Find the standard form of the equation of the line that is perpendicular to -6x+5y=-6 and contains (8, -6)
By the way, thanks so much to anyone that can help me! (I forgot to add that before!)
The slope of the line
-6x+5y=-6
can be seen by rewriting it as
y = (6/5)x - 6/5
That slope is 6/5. A perpendicular line will therefore have slope -5/6.
Such a line passing through (8, -6) would have the equation
y +6 = (-5/6) (x-8)
y = -6 -(5/6)x + 40/6
y = (-5/6)x + (2/3)
To find the equation of a line that is perpendicular to the given line, we need to determine the slope of the given line and then find the negative reciprocal of that slope.
Step 1: Convert the equation -6x + 5y = -6 to slope-intercept form (y = mx + b), where m represents the slope and b represents the y-intercept.
-6x + 5y = -6
5y = 6x - 6
y = (6/5)x - 6/5
Step 2: Determine the slope of the given line. The equation is in the form y = mx + b, where m is the slope. Thus, the slope of the given line is 6/5.
Step 3: Find the negative reciprocal of the slope of the given line to get the slope of the perpendicular line.

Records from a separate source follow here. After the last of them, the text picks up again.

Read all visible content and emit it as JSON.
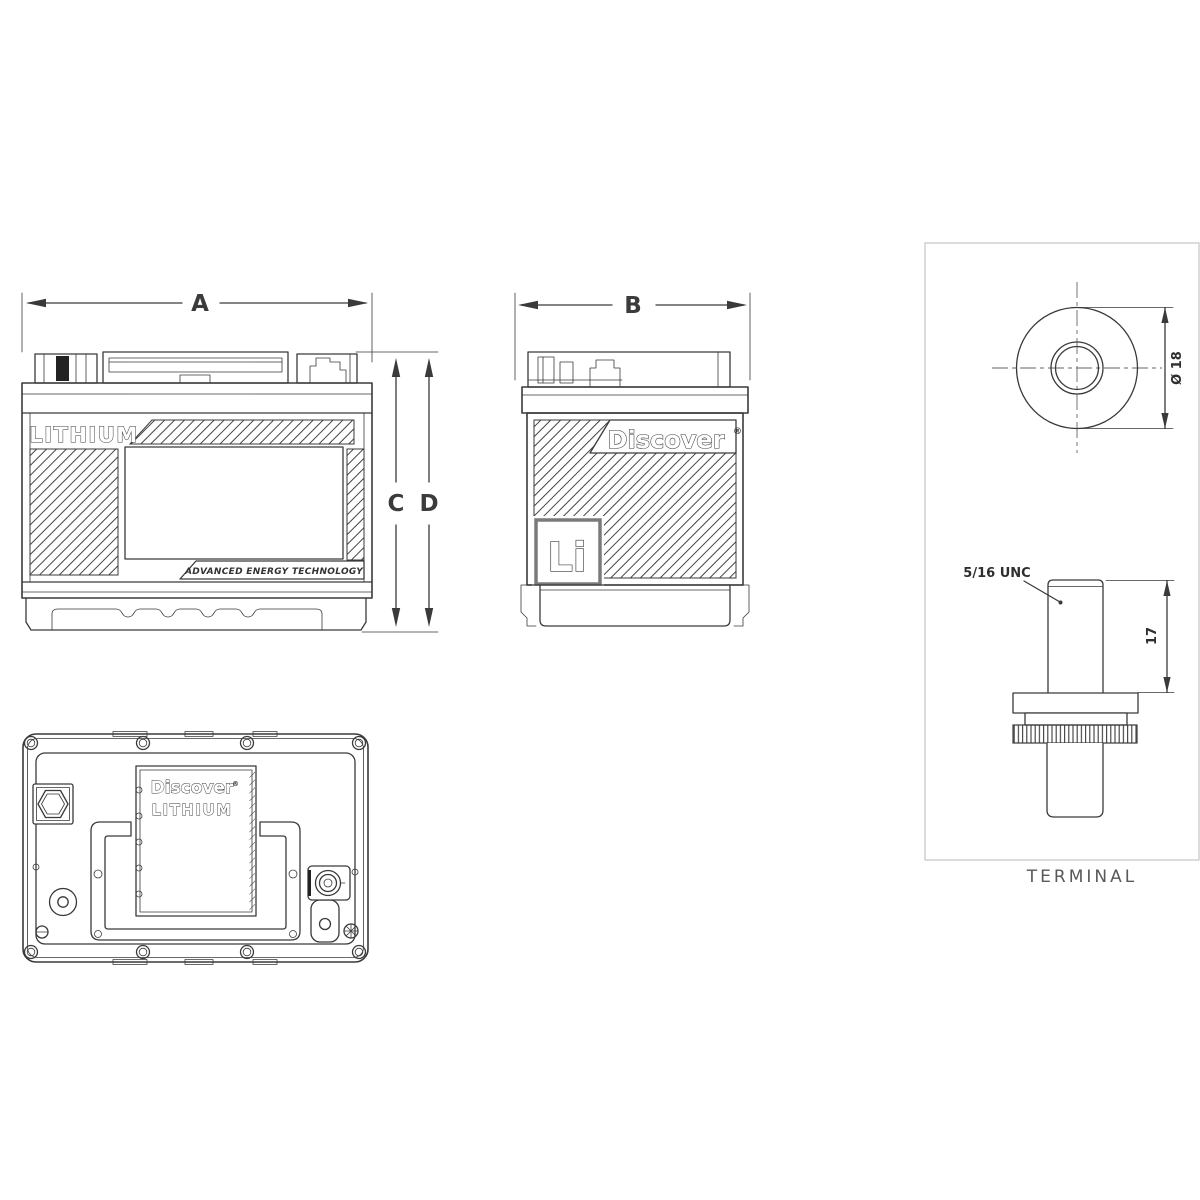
{
  "front_view": {
    "width_dim": "A",
    "height_dim_inner": "C",
    "height_dim_outer": "D",
    "brand": "LITHIUM",
    "tagline": "ADVANCED ENERGY TECHNOLOGY"
  },
  "side_view": {
    "width_dim": "B",
    "brand": "Discover",
    "trademark": "®",
    "chemistry": "Li"
  },
  "top_view": {
    "brand_line1": "Discover",
    "brand_line2": "LITHIUM",
    "trademark": "®"
  },
  "terminal_detail": {
    "caption": "TERMINAL",
    "post_diameter": "Ø 18",
    "thread_spec": "5/16 UNC",
    "stud_height": "17"
  },
  "colors": {
    "line": "#3a3a3a",
    "panel_border": "#c5c5c5",
    "caption_text": "#595959",
    "terminal_mark": "#222222",
    "background": "#ffffff"
  }
}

The negative reciprocal of 6/5 is -5/6.
Step 4: Use the point-slope form of a line, which is y - y₁ = m(x - x₁), where (x₁, y₁) represents the given point and m represents the slope of the line.

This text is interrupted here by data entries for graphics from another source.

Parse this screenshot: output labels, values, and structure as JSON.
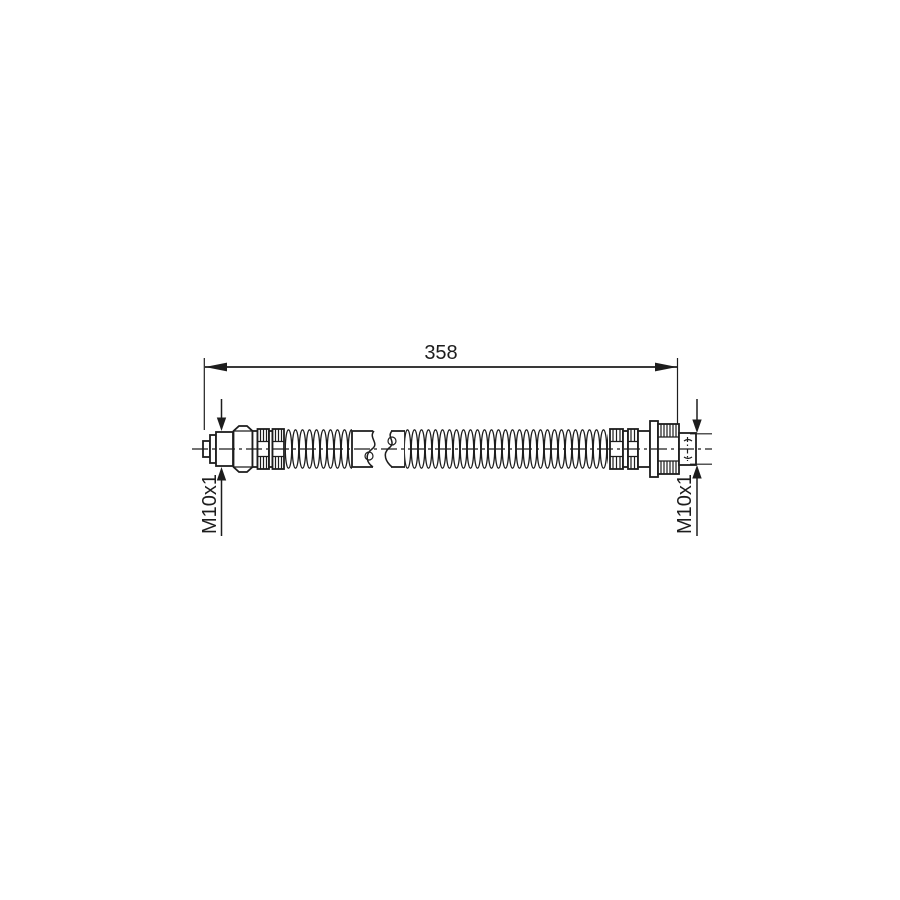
{
  "drawing": {
    "type": "technical-line-drawing",
    "subject": "brake-hose-side-view",
    "dimension": {
      "length_label": "358"
    },
    "threads": {
      "left_label": "M10x1",
      "right_label": "M10x1"
    }
  },
  "colors": {
    "ink": "#1d1d1d",
    "background": "#ffffff"
  }
}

In this case, the given point is (8, -6) and the slope is -5/6. Plugging that into the equation, we get:
y - (-6) = (-5/6)(x - 8)
y + 6 = (-5/6)(x - 8)
Step 5: Simplify the equation.
y + 6 = (-5/6)x + 40/6
y + 6 = (-5/6)x + 20/3
Step 6: Convert the equation to standard form, which is Ax + By = C.
Multiply through by 6 to eliminate the fractions:
6(y + 6) = 6(-5/6)x + 6(20/3)
6y + 36 = -5x + 40
5x + 6y = 4
Therefore, the standard form of the equation of the line that is perpendicular to -6x + 5y = -6 and passes through (8, -6) is 5x + 6y = 4.